|Tree of Life by Betsy Porter|
Once there was a TREE that gave and gave.
It gave shelter from the elements and food to the hungry.
It was beautiful…
One day, the tree died.
The animals of the forest were confused, hurt and afraid. They began to curse the tree. Some even started to lose faith in all the trees. They began to wonder WHY the forest even bothered to exist, if everything was just meant to die.
When the chatter got too loud the wise owl, spoke.
“It appears that this tree has died suddenly and some of you are very upset. Let us see if we might get to the bottom of what really happened.
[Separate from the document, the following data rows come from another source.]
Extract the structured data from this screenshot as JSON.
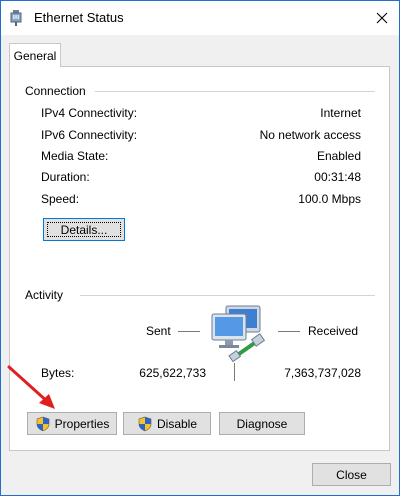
{
  "window": {
    "title": "Ethernet Status",
    "title_icon": "network-adapter-icon",
    "close_icon": "close-icon"
  },
  "tabs": [
    {
      "label": "General",
      "selected": true
    }
  ],
  "connection": {
    "group_label": "Connection",
    "rows": [
      {
        "label": "IPv4 Connectivity:",
        "value": "Internet"
      },
      {
        "label": "IPv6 Connectivity:",
        "value": "No network access"
      },
      {
        "label": "Media State:",
        "value": "Enabled"
      },
      {
        "label": "Duration:",
        "value": "00:31:48"
      },
      {
        "label": "Speed:",
        "value": "100.0 Mbps"
      }
    ],
    "details_button": "Details..."
  },
  "activity": {
    "group_label": "Activity",
    "sent_label": "Sent",
    "received_label": "Received",
    "bytes_label": "Bytes:",
    "bytes_sent": "625,622,733",
    "bytes_received": "7,363,737,028",
    "icon": "network-computers-icon"
  },
  "buttons": {
    "properties": "Properties",
    "disable": "Disable",
    "diagnose": "Diagnose",
    "close": "Close"
  },
  "colors": {
    "accent": "#0078d7",
    "annotation_arrow": "#e02020"
  }
}
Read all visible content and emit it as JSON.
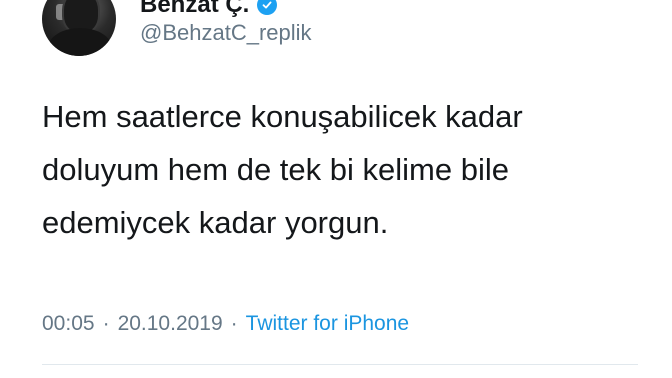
{
  "author": {
    "display_name": "Behzat Ç.",
    "handle": "@BehzatC_replik",
    "verified_icon": "verified-badge-icon"
  },
  "tweet": {
    "text": "Hem saatlerce konuşabilicek kadar\ndoluyum hem de tek bi kelime bile\nedemiycek kadar yorgun."
  },
  "meta": {
    "time": "00:05",
    "separator": "·",
    "date": "20.10.2019",
    "source": "Twitter for iPhone"
  },
  "colors": {
    "text": "#14171a",
    "secondary": "#657786",
    "link": "#1b95e0",
    "verified": "#1da1f2"
  }
}
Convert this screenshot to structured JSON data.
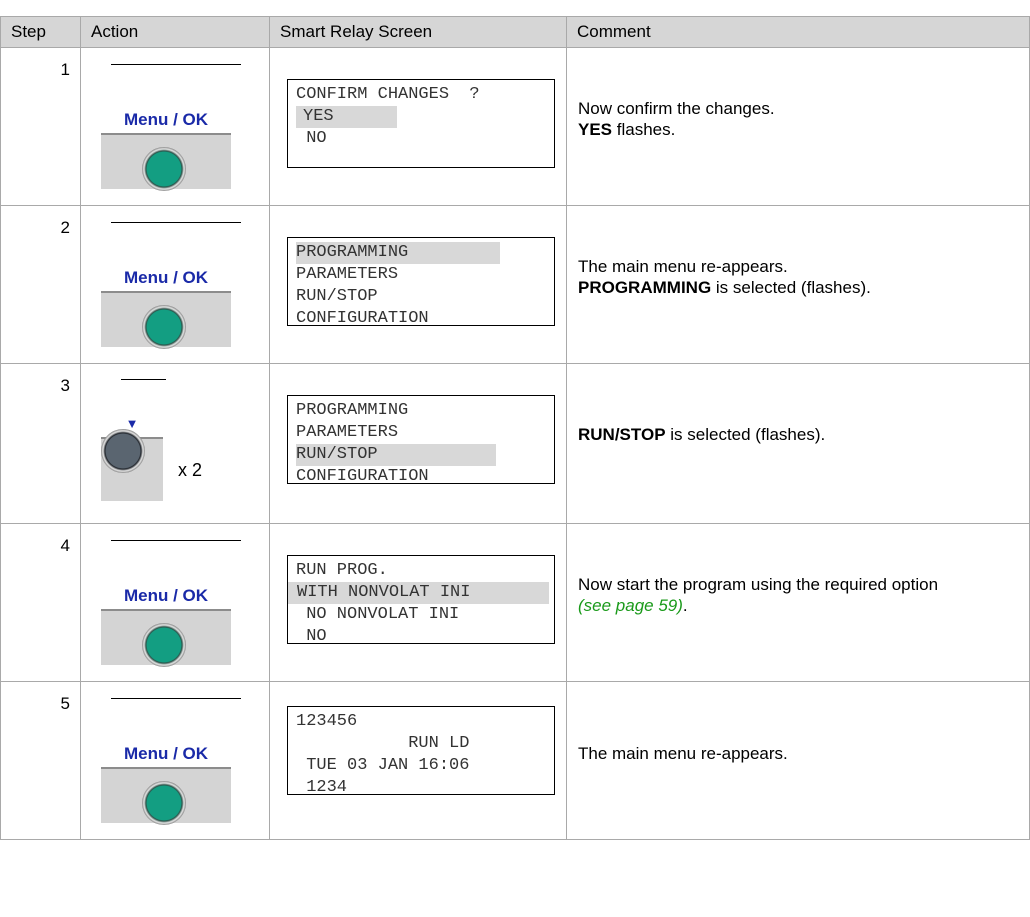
{
  "table": {
    "headers": [
      "Step",
      "Action",
      "Smart Relay Screen",
      "Comment"
    ],
    "rows": [
      {
        "step": "1",
        "key_label": "Menu / OK",
        "screen": {
          "l1": "CONFIRM CHANGES  ?",
          "l2": "YES",
          "l3": " NO",
          "l4": ""
        },
        "comment": {
          "line1": "Now confirm the changes.",
          "bold": "YES",
          "rest": " flashes."
        }
      },
      {
        "step": "2",
        "key_label": "Menu / OK",
        "screen": {
          "l1": "PROGRAMMING",
          "l2": "PARAMETERS",
          "l3": "RUN/STOP",
          "l4": "CONFIGURATION"
        },
        "comment": {
          "line1": "The main menu re-appears.",
          "bold": "PROGRAMMING",
          "rest": " is selected (flashes)."
        }
      },
      {
        "step": "3",
        "key_label": "▼",
        "multiplier": "x 2",
        "screen": {
          "l1": "PROGRAMMING",
          "l2": "PARAMETERS",
          "l3": "RUN/STOP",
          "l4": "CONFIGURATION"
        },
        "comment": {
          "bold": "RUN/STOP",
          "rest": " is selected (flashes)."
        }
      },
      {
        "step": "4",
        "key_label": "Menu / OK",
        "screen": {
          "l1": "RUN PROG.",
          "l2": "WITH NONVOLAT INI",
          "l3": " NO NONVOLAT INI",
          "l4": " NO"
        },
        "comment": {
          "line1": "Now start the program using the required option",
          "link": "(see page 59)",
          "tail": "."
        }
      },
      {
        "step": "5",
        "key_label": "Menu / OK",
        "screen": {
          "l1": "123456",
          "l2": "           RUN LD",
          "l3": " TUE 03 JAN 16:06",
          "l4": " 1234"
        },
        "comment": {
          "line1": "The main menu re-appears."
        }
      }
    ]
  },
  "colors": {
    "header_bg": "#d6d6d6",
    "key_label": "#1a2aa8",
    "ok_button": "#139e82",
    "arrow_button": "#5a6570",
    "link": "#1a9a1a"
  },
  "icons": {
    "menu_ok_button": "green-round-button",
    "down_button": "grey-round-button"
  }
}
Does anyone remember anything odd?”
There was silence in the forest.
Then a sound came from bird. “I noticed one day, I was hungry but tree had no fruit. I asked the branches what was wrong and they said, the roots had not provided enough food or water.”
Squirrel chimed in “I remember hearing the branches crying as they snapped in the wind. I had to move my entire family out of our warm home. All because this this tree had bad roots! Let us dig out whatever is left of these horrible roots so that our other trees don’t get poisoned.”
Mole spoke next. “If I may say, I lived by those roots for generations. They were a hardworking bunch. They traveled for miles for water because branches had gotten so big they wouldn’t allow the soil any rain. I remember hearing the roots complain about how the branches bore fruit, even when there was no rain. The roots stayed alive long after the branches. They kept trying but couldn’t survive alone. It was clearly the branches fault!”
Chaos broke out amongst the tree dwellers, half siding with the roots and the other with the branches.
Finally, owl spoke. “This beautiful tree has given life. The branches behaved exactly as they were made to and so did the roots. No one was at fault. It seems that both branches and roots have become part of the soil now and are still providing nutrients for the next generation of trees. Look around.”
The animals looked and noticed that the ground was covered in small saplings and they celebrated the possibility of new life.